Pay attention that the circularity of the buffer is not saved in the flash but the flash only contains a blocks with items that you can decide according to the blocks headers and items headers what is the order of these items
I see three options:
option1: is to pad everything out to the same size, this is simple, store a pointer to the head and tail of the buffer so you know where to write and where to start reading from, use the size of each object to get an offset to the next, this means you need to transverse the buffer as you would a linked list, aka its slow if you need item 5000.
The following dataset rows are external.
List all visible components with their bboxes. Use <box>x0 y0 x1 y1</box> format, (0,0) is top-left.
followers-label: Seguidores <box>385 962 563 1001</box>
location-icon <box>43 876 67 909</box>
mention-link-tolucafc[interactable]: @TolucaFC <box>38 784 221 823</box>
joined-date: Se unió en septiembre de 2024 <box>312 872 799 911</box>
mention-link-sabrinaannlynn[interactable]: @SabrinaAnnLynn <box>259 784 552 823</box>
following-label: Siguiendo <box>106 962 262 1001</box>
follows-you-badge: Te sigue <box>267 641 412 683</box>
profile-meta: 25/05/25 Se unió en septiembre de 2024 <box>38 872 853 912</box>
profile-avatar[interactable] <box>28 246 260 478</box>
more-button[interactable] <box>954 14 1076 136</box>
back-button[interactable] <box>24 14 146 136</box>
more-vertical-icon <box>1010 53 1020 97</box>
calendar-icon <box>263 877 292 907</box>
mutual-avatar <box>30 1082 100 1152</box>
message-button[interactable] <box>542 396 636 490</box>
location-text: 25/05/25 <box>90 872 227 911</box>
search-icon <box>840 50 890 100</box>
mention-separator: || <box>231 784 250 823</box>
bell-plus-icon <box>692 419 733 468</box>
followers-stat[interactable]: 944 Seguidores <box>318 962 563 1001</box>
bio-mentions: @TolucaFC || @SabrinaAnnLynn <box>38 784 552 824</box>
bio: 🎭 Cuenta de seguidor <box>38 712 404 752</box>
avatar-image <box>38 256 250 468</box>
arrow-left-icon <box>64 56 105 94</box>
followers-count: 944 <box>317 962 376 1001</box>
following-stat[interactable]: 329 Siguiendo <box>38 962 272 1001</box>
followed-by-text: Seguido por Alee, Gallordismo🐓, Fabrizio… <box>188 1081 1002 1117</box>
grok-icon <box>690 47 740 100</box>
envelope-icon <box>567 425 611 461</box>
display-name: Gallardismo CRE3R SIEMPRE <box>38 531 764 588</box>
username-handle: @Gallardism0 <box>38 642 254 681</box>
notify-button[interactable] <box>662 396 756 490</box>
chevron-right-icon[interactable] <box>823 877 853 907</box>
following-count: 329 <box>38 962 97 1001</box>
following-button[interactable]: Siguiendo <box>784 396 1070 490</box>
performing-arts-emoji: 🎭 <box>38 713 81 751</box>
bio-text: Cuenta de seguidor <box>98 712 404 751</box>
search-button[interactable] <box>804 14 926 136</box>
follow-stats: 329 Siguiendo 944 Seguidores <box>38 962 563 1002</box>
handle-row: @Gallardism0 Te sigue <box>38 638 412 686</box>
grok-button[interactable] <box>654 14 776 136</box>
option2: is to store only pointers to the real data in the circular buffer, that way when you loop around you don't have to deal with size mis-matchs. if you store the real data in a circular buffer and don't pad it out you could run into a situations where your over witting multiple items with 1 new data object, i assume this is not ok.
store the actual data elsewhere in flash, most flash will have some sort of wear leveling built in, if so you don't need to worry about overwriting the same location multiple times, the IC will figure out where to actually store it on chip, just write to to the next available free space.
this means you need to pick a maximum size for the circular buffer how you do this depends on the data variability. If the size of the data just change much, say by only a few bytes, then you should just pad it out and use option 1. If the size changes wildly and unpredictably, choose the largest size it could be and figure out how many objects of that size would fit in your flash, use that as the max number of entries in the buffer. This means you waste a bunch of space.
option 3: if the object can really be any size, your at the point where you should just use a file system, name the files in order and loop back when your full keeping in mind if your new entry is large you may have to delete multiple old entries to fit it in. This is really just an extension of option 2 as option2 is in many ways a simple file system.